I claim that I can take almost any seemingly arbitrary religious proscription and derive a social, environmental, political or economic justification for it. In future posts I will present examples of these. I don't claim that I am right, or that my interpretation may be correct or true. I'm not discounting the worth of the religious source. It's certainly not my intention to use it as "proof" of the non-existence of God. I intend it as exercise in logically deriving the origin of things that on casual and dispassionate viewing make no immediate sense; not eating pork, baptising children and not cremating the dead are just a few of the subjects I intend to analyse and present.

1 comment:

Unknown said...

Hi CG,
I agree with most of your thoughts regarding the standard Judeo-Christian notions of God as a Being who is personally involved in the lives of human beings and who has a special relationship with each of us - and who, incidentally, as it were - wants us to be and helps us to be good and responds to our prayers, and so on - but this surely begs the question of what we actually mean by the term 'God'. Let us, for the purposes of discussion, ignore the concept of Jesus - of God made flesh (leaving that for another time), and focus on what 'God' actually means. There is a notion of God in Hinduism which has no ethical or personal dimension whatsoever. This is the concept of Brahma, which is simply understood as the source of all being. If you think of the source of life, and go backwards in your mind to 'what made it all happen' , as it were, then you will arrive at a notion of God which is quite acceptable to anyone with an enquiring mind. God is simply the source of all that was, is or will be. Empty of content, you say? Hard to believe? Beyond the realms of possibility (qv Tom Waits, Nighthawks at the Diner)? Nooo... Okay, so there's not much there. But Joseph Campbell goes on to say that all other Gods (including the Judeo-Christian construct), as well as all other Demons, "...are all within us, and are the manifestations of the energies of the body in contention with each other." You are of course aware of the huge range of human emotions and impulses, and how they might correspond to the vast array of Divine personalities that have been presented to us in the form of myths, stories, fairy tales, parables, etc. Somebody once said that all the characters we encounter in our dreams are actually manifestations of ourselves (meaning the dreamer), and this seems to me a fairly convincing way of interpreting the Pantheon.
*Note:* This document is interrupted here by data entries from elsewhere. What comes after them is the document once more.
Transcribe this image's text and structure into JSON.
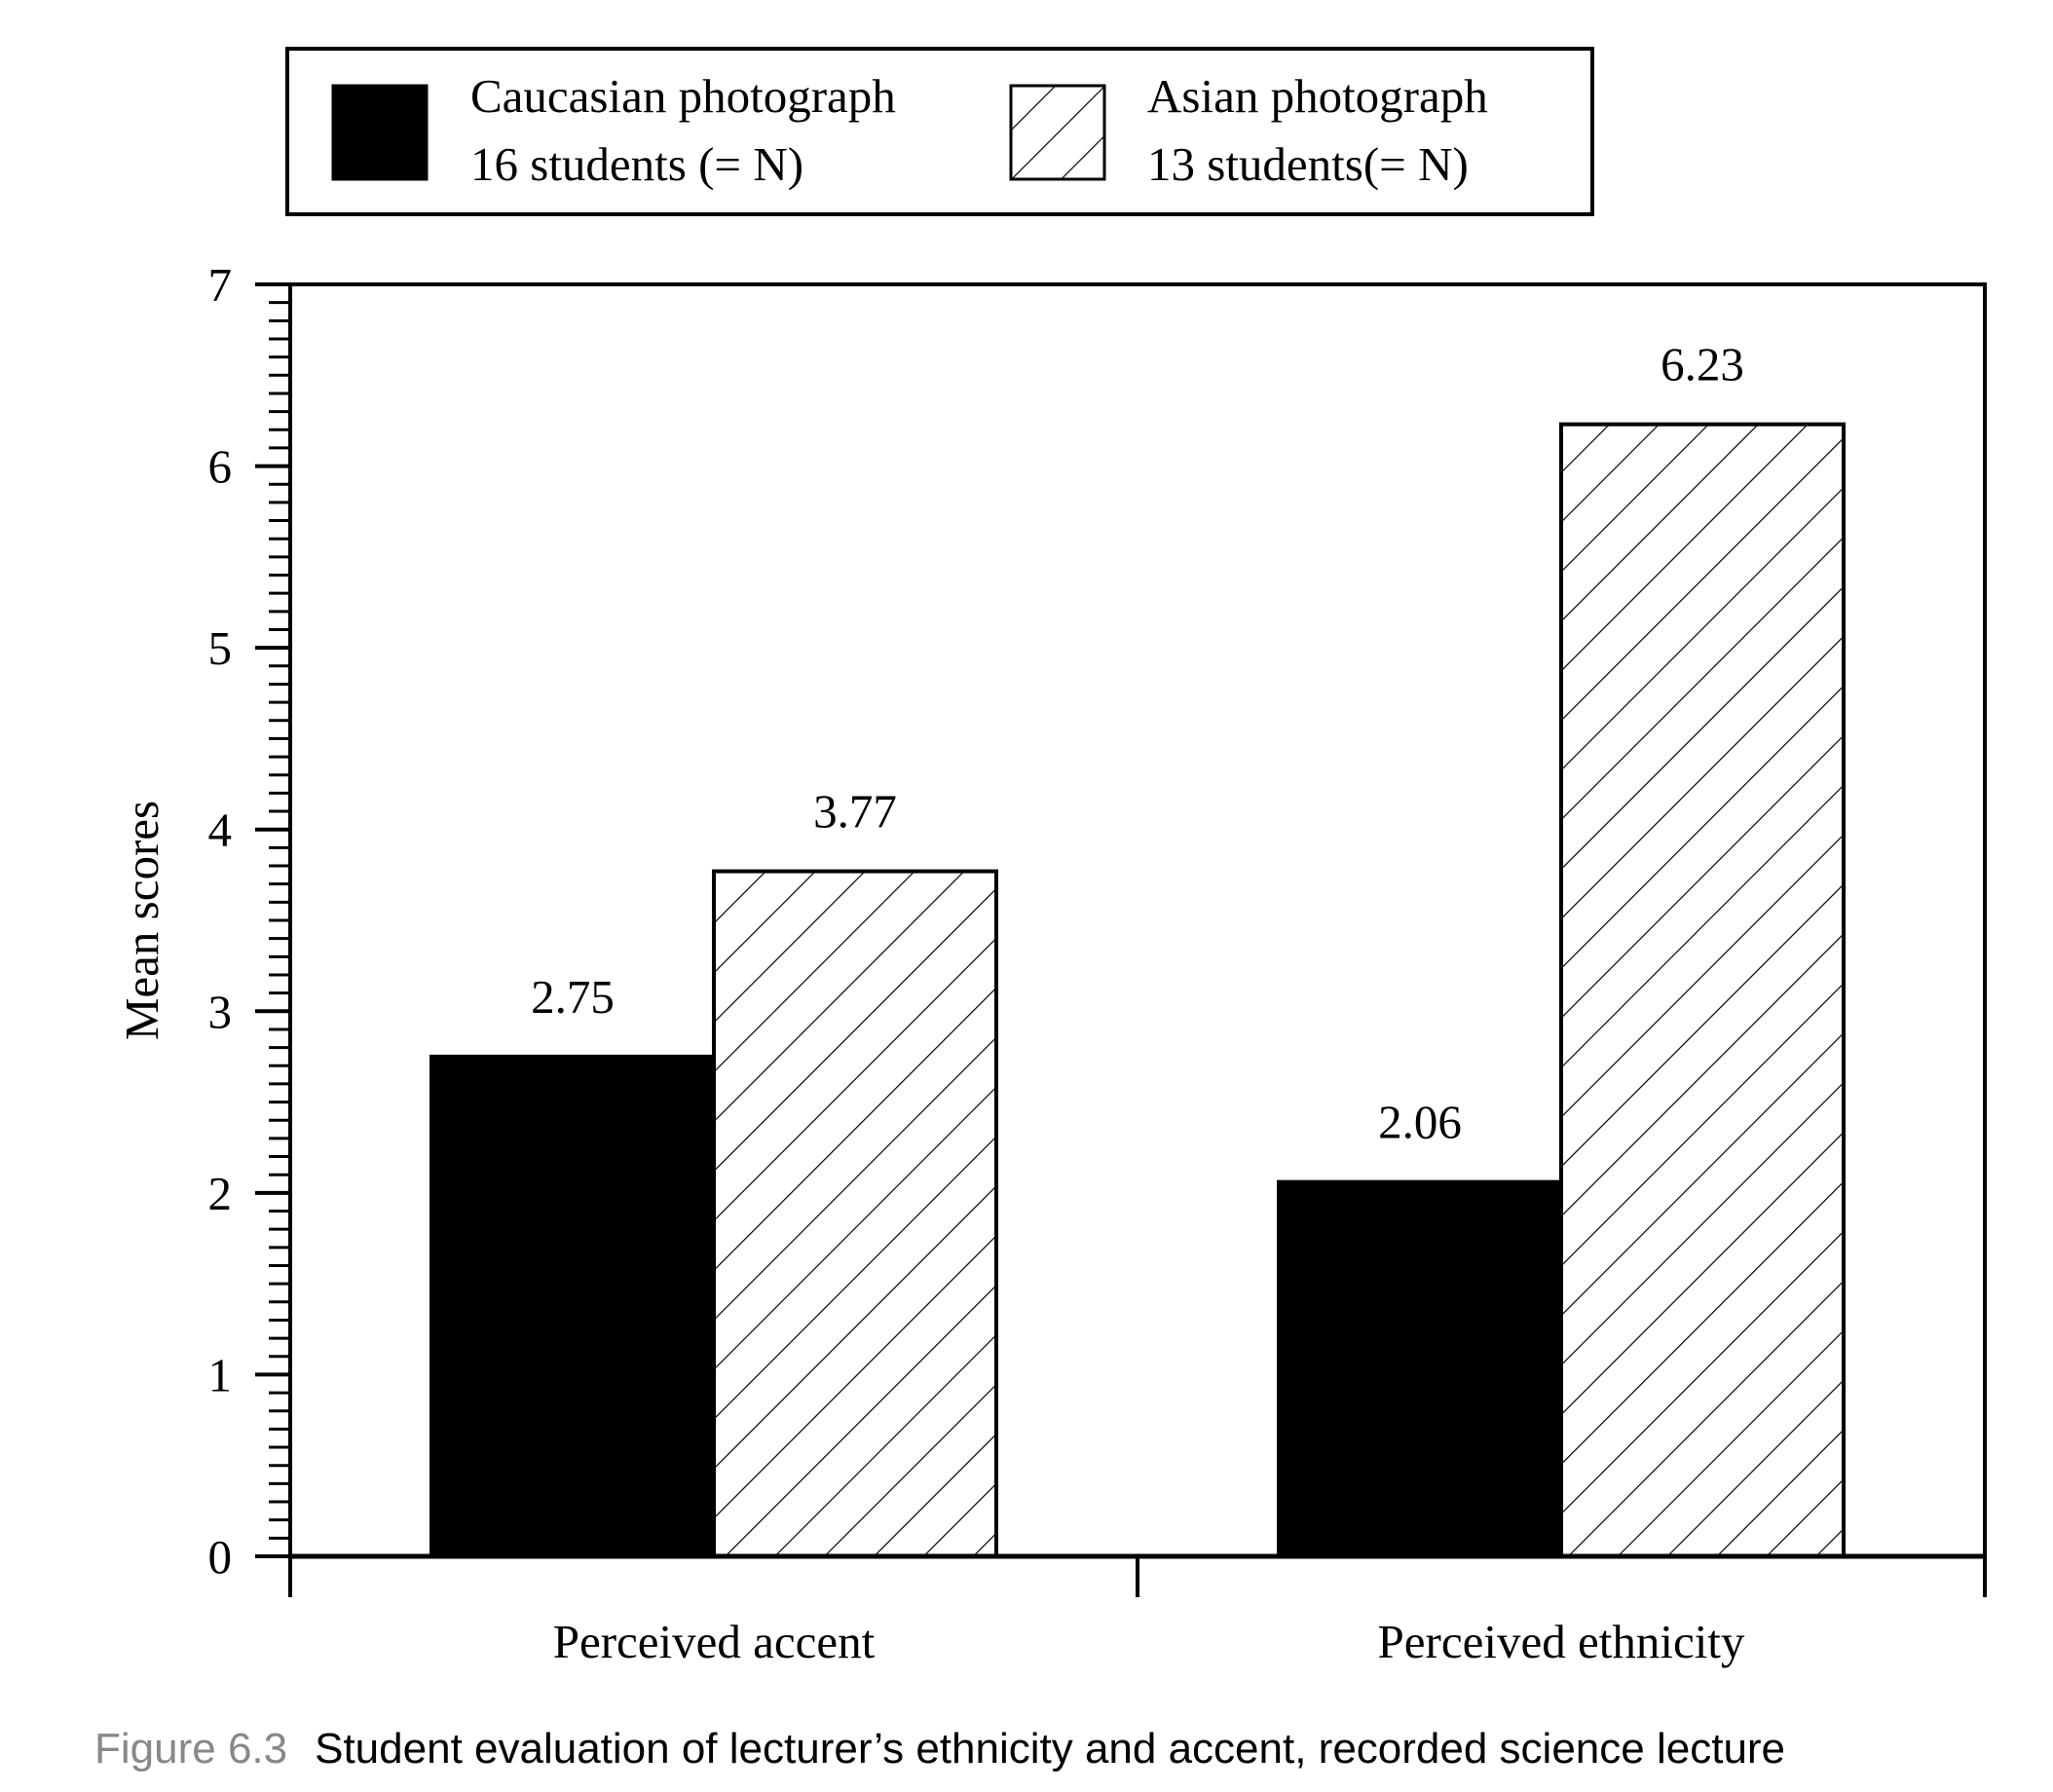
{
  "chart_data": {
    "type": "bar",
    "categories": [
      "Perceived accent",
      "Perceived ethnicity"
    ],
    "series": [
      {
        "name": "Caucasian photograph",
        "subtitle": "16 students (= N)",
        "fill": "solid",
        "color": "#000000",
        "values": [
          2.75,
          2.06
        ],
        "labels": [
          "2.75",
          "2.06"
        ]
      },
      {
        "name": "Asian photograph",
        "subtitle": "13 students(= N)",
        "fill": "hatched",
        "color": "#ffffff",
        "values": [
          3.77,
          6.23
        ],
        "labels": [
          "3.77",
          "6.23"
        ]
      }
    ],
    "xlabel": "",
    "ylabel": "Mean scores",
    "ylim": [
      0,
      7
    ],
    "yticks": [
      "0",
      "1",
      "2",
      "3",
      "4",
      "5",
      "6",
      "7"
    ],
    "grid": false,
    "legend_position": "top"
  },
  "caption": {
    "label": "Figure 6.3",
    "text": "Student evaluation of lecturer’s ethnicity and accent, recorded science lecture"
  }
}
If all these things are really me, then perhaps the difficulty of accepting a whole raft of religious traditions simply falls away. And if, after accepting all these wacky stories as manifestations of Self (a la dream), one thinks of God again in the sense of Brahma, then maybe it will be a bit harder to say straightforwardly "Ich bin ein Atheist". There is so much more to say on this topic that I have to stop now, or I'll be here all night. But let me reiterate that I have complete sympathy with your complete disillusionment with the notion of a Christian God. DG.